By: Jose Galvan
Biological Sciences building on the Georgia Southern, Statesboro campus, where interviews were held
The Cuban Tree Frog is an invasive species, native to Cuba that eats just about anything that can fit in it's mouth. It has inhabited parts of Florida and has been recently reported on being sighted in Savannah. With an invasive species that can grow to the size of your hand and eat anything it wants, as well as having it's mucus be highly irritable to the skin, one has to ask, how bad is this going to be for us? Are they actually cannibals? Are we able to prevent it? How would it look like if it came to Bulloch County, or Georgia Southern? After a couple of interviews with some researchers of said frog, it might already be too late.
Raymond Kidder is a recent Master's Graduate from Georgia Southern, currently the Life Sciences Program Coordinator for the university, and studied the Cuban Tree Frog in Louisiana. Kidder studied the diets of the frogs, finding out that it really is everything. On top of the normal frog diet, they do, on rare occasion, eat small vertebrates, including their own. Kidder spoke about the effects of places where the frogs invaded. The Cuban Tree Frog competes very well in any environment its in, due in part to its large size, and in turn, displaces any native species in competition. As well, Kidder spoke about the movement patterns, and what the possibility of it is in Bulloch.
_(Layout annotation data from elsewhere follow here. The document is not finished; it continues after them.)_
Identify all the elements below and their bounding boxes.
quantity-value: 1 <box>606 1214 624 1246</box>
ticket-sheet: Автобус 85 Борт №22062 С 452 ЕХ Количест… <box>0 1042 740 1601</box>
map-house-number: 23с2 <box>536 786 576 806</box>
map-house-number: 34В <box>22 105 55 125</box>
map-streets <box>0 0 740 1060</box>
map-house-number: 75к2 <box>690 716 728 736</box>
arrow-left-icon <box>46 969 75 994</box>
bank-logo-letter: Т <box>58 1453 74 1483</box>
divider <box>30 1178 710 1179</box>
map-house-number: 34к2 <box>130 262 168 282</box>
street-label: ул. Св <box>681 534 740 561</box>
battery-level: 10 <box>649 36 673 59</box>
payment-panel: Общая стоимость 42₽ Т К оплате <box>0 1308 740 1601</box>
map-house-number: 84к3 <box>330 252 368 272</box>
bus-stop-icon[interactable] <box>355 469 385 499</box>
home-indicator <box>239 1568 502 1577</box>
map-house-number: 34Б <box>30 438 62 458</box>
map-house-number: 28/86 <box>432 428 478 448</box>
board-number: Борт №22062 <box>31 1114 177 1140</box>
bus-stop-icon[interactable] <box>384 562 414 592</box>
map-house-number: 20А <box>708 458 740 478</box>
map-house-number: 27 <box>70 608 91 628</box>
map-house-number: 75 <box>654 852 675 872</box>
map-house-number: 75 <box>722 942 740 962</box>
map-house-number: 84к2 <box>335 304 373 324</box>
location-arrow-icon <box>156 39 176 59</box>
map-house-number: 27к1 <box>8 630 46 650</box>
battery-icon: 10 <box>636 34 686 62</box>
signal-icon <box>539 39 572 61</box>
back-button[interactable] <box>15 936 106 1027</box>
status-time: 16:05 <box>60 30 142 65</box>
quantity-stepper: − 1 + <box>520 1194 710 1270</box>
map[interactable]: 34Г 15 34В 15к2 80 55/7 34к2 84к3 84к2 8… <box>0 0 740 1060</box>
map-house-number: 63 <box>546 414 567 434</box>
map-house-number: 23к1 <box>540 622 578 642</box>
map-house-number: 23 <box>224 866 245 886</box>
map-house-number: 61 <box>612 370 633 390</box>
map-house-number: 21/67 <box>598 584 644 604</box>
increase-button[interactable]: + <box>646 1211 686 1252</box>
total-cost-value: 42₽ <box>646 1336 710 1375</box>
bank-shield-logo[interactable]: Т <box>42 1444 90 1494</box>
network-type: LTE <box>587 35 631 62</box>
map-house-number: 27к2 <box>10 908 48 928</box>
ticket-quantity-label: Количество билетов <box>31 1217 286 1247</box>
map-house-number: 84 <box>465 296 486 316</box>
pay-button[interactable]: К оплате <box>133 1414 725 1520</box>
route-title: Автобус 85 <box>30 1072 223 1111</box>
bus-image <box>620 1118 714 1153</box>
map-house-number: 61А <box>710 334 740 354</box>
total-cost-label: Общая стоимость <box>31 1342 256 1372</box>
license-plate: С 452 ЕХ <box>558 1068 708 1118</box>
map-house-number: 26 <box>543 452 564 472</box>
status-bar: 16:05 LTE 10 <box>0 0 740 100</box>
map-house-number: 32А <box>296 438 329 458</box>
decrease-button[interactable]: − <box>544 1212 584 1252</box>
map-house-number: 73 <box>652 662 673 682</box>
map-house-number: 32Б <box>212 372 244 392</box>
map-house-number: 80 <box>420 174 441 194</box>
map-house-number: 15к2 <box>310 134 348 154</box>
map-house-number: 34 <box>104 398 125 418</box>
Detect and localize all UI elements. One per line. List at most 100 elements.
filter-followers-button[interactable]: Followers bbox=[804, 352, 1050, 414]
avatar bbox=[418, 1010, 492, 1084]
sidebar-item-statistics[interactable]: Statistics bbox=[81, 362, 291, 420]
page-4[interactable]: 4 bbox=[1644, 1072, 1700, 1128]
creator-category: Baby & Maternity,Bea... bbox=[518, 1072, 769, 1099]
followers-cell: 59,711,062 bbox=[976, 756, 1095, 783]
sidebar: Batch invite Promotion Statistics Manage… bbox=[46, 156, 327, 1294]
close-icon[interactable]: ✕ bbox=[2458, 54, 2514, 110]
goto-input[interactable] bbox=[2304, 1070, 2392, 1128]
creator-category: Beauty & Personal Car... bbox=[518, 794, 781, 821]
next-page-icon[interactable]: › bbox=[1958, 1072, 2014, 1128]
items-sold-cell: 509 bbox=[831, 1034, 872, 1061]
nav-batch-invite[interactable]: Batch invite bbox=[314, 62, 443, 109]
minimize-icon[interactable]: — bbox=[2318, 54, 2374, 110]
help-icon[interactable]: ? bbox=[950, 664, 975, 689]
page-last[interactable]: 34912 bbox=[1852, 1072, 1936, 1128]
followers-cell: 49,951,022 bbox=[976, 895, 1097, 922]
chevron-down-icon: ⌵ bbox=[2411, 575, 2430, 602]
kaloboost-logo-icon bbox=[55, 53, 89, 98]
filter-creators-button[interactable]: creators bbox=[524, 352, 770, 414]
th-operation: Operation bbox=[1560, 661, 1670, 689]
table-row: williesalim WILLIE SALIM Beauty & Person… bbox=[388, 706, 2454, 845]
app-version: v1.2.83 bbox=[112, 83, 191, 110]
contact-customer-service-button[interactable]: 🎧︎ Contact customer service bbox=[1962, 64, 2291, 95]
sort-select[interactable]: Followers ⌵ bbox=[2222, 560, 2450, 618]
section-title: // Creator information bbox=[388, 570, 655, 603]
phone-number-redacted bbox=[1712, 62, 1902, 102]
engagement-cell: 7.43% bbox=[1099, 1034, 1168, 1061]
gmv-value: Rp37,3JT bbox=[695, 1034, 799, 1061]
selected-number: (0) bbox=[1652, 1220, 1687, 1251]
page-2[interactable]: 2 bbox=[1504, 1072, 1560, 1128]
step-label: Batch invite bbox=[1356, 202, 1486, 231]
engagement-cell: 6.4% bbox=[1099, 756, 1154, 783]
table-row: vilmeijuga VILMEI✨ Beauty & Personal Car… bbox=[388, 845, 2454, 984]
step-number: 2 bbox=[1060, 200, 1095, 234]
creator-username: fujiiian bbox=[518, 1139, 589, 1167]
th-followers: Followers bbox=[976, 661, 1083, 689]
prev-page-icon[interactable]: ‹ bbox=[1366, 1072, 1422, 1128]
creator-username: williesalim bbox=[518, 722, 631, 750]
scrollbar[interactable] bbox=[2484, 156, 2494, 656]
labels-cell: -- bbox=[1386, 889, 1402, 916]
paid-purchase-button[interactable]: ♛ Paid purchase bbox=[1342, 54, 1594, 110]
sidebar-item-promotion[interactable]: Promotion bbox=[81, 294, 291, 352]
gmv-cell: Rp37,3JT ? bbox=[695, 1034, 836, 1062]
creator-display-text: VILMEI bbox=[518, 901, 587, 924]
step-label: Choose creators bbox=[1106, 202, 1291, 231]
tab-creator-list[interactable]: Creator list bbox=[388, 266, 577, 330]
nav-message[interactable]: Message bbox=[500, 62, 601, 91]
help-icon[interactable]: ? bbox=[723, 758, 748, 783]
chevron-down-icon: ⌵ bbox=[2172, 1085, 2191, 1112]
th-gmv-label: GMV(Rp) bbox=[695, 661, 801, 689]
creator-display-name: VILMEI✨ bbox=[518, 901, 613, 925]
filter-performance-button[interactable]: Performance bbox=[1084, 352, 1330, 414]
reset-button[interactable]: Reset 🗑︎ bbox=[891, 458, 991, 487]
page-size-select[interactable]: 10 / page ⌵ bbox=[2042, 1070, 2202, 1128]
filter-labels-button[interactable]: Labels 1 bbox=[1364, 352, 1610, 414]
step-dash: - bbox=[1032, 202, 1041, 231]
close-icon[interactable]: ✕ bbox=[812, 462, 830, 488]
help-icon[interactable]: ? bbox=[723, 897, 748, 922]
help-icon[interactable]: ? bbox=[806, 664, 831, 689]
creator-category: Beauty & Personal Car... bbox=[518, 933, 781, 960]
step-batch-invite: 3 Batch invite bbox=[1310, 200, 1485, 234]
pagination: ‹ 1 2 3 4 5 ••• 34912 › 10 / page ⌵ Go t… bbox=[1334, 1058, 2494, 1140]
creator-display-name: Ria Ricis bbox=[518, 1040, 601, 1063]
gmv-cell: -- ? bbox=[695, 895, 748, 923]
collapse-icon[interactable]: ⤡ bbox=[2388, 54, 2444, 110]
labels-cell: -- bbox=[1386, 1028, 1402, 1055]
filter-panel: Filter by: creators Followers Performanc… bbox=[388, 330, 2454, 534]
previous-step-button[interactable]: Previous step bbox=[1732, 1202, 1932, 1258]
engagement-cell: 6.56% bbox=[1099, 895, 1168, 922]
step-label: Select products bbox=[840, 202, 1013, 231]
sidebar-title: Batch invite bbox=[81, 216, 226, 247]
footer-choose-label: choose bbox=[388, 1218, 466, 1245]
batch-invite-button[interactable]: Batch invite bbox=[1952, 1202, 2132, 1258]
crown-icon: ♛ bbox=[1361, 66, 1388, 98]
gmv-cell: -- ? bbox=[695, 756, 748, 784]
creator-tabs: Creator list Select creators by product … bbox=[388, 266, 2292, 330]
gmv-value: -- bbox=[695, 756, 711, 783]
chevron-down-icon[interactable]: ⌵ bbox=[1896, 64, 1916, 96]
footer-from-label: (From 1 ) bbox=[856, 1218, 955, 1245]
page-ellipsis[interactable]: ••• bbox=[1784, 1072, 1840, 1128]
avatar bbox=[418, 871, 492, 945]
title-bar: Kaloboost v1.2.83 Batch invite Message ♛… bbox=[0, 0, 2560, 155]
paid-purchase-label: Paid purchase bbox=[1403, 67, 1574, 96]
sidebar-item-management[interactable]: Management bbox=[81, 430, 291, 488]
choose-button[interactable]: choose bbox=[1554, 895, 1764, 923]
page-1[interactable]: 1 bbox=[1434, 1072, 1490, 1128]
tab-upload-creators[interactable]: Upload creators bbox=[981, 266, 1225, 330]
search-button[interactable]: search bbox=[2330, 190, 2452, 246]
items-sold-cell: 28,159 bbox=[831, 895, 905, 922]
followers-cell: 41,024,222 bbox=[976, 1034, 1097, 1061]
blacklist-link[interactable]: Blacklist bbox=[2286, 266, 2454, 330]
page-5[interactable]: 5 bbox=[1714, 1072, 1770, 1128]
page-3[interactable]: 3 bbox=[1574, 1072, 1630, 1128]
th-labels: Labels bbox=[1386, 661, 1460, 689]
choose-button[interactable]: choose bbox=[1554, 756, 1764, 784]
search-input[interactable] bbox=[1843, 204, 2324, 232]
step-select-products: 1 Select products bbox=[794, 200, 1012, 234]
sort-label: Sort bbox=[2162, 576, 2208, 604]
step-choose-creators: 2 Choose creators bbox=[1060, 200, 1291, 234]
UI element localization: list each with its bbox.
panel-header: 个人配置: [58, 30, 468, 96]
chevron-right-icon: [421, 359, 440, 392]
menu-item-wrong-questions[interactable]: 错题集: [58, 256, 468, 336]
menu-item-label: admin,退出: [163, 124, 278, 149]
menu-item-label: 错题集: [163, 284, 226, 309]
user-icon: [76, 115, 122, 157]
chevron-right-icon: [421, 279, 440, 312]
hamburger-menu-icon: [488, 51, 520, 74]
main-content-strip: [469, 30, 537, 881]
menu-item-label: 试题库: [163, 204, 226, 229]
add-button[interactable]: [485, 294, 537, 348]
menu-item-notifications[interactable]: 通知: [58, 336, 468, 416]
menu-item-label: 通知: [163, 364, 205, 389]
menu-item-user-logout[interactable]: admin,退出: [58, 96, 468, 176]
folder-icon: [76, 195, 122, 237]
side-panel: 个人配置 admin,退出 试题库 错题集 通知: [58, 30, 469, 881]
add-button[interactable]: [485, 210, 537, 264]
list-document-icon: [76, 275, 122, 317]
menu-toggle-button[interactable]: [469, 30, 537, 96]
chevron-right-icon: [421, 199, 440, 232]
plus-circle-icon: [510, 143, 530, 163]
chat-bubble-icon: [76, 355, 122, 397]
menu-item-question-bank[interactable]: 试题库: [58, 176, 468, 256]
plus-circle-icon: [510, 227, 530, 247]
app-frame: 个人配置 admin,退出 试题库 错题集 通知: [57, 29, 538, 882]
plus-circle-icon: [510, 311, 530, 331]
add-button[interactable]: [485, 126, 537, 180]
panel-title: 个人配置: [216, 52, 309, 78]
They've stemmed from horticultural movement, like palms out of Florida, and places with many people, so it wouldn't be too wild to assume they would be popping up here, but Kidder brought up the theory that it's unlikely due to the frog's thermal tolerance, and that Statesboro has enough freezes to stave off for a good while, but as the Earth gets warmer, the possibility increases, or that the frog can slowly adapt.
This differs a little from the findings of Michael Brennan, a Biology Master's student and a wildlife technician for the Jekyll Island authority, who said he already found the frog in Bulloch, in the S&S Greenway. Brennan suspects the disappearance of a native tree frog in Jekyll could be tied to the arrival of the Cuban Tree Frog, though the population there was already scarce prior. Brennan also brought up that in places like Florida, where the frog has been for decades, the native frog is already gone, in failure to compete with the Cuban Tree Frog. With the disappearance of these frogs, it affects local snakes and other frogs that have native tree frogs in their diets, and can't be replaced with the Cuban Tree Frog due to its irritable mucus. While not extremely present, as the years go on, they'll become more common. Brennan talked about "citizen science" and the importance of reporting any suspicious frogs to the Biology department in hopes of deterring the invasiveness.
The problem when it comes to trying to combat invasive species, though, is that it's extremely hard to detect them until they're born. You can't just find a pile of eggs and decide to crush them, and if you see a couple of Cuban Tree Frogs, there might be egg lays somewhere with thousands of eggs as Kidder mentioned.
Not all hope is lost fighting off the Cuban Tree Frog, but if we do lose, maybe save a local frog or two.